How much will they cost?

Difficult to estimate since I had to buy all the components from scratch the cost was considerably higher. If the price would be on a per-item basis & on demand (for example for things like the protopasta PLA), like I broke down in my final project page, then I estimate the price to be around 25~30£, depending where you source your components.

The most expensive element, on it’s own, is the 2.8 TFT LCD at 13.5£, as a whole the most expensive by far is the protopasta PLA at 60£ for 500g (this doesn’t count the machines I had to get obviously). At roughly 0.12£ per g, the pawns which I printed at weight 39g, would cost 4.68£.

The reason the protopasta PLA is necessary is that capacitive sensors are triggered by differences in capacitance. There aren’t many materials that act as ground as well as the human body does, so the only real solution is to have some form of conductivity from the human body to the pawn itself. The only easy way to do this is with conductive filament.

That means the basic starting price is at least 18.18£, without taking in consideration the other components.

What parts and systems will be made? & What processes will be used? What will you design?

There are 6 major parts: 1. The touch pads: CNC milled from copper 2. 1 TFT control board: CNC milled 3. 1 capacitive sensor board: CNC milled 4. 6 Pawns: 3D printed from protopasta 5. The lid of the box: 3D printed from wood PLA (with black PLA as finishing touch if desired) 6. The body of the box: 3D printed from wood PLA

I’ve designed all of these components, sometimes with help from tutorials, credited in their respective weeks.

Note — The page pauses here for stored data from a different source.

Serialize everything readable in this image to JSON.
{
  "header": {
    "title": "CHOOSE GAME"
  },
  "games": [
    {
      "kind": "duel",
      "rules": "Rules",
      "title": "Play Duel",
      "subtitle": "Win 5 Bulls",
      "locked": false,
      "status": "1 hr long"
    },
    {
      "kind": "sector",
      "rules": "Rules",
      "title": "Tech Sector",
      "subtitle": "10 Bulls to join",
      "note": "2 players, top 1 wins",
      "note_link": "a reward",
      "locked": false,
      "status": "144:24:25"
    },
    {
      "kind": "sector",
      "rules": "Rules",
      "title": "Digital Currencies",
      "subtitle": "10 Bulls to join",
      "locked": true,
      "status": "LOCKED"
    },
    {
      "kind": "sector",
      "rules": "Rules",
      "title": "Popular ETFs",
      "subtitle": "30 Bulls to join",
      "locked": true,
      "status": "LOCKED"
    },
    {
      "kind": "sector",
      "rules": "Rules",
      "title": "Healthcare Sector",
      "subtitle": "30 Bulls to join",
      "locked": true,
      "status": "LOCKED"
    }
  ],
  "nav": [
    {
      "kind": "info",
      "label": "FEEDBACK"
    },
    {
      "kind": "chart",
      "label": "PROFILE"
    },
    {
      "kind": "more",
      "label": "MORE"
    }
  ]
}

What questions need to be answered?

As I’ve said in week19, since I write this after the project is completed:

I’ve got no outstanding questions, maybe investigating the possibilities of:

  • Making the tft touch functions work
  • Integrating the capSense and LCD boards into one.
  • Adding a DMA for the LCD board
  • Adding a level shifter for 3V logic on the LCD
  • Using a 20MHz crystal rather then a 16Mhz, since the AtMega328p is rated for it.

How will it be evaluated?

  • Can it play the game?
  • Can it learn to play better?
  • Is it simple to use?
Header Image

If you are wondering what the header image is, it’s a reflection on the wall of the box of my project being printed.

It’s produced by my glass/mirror heating bed :)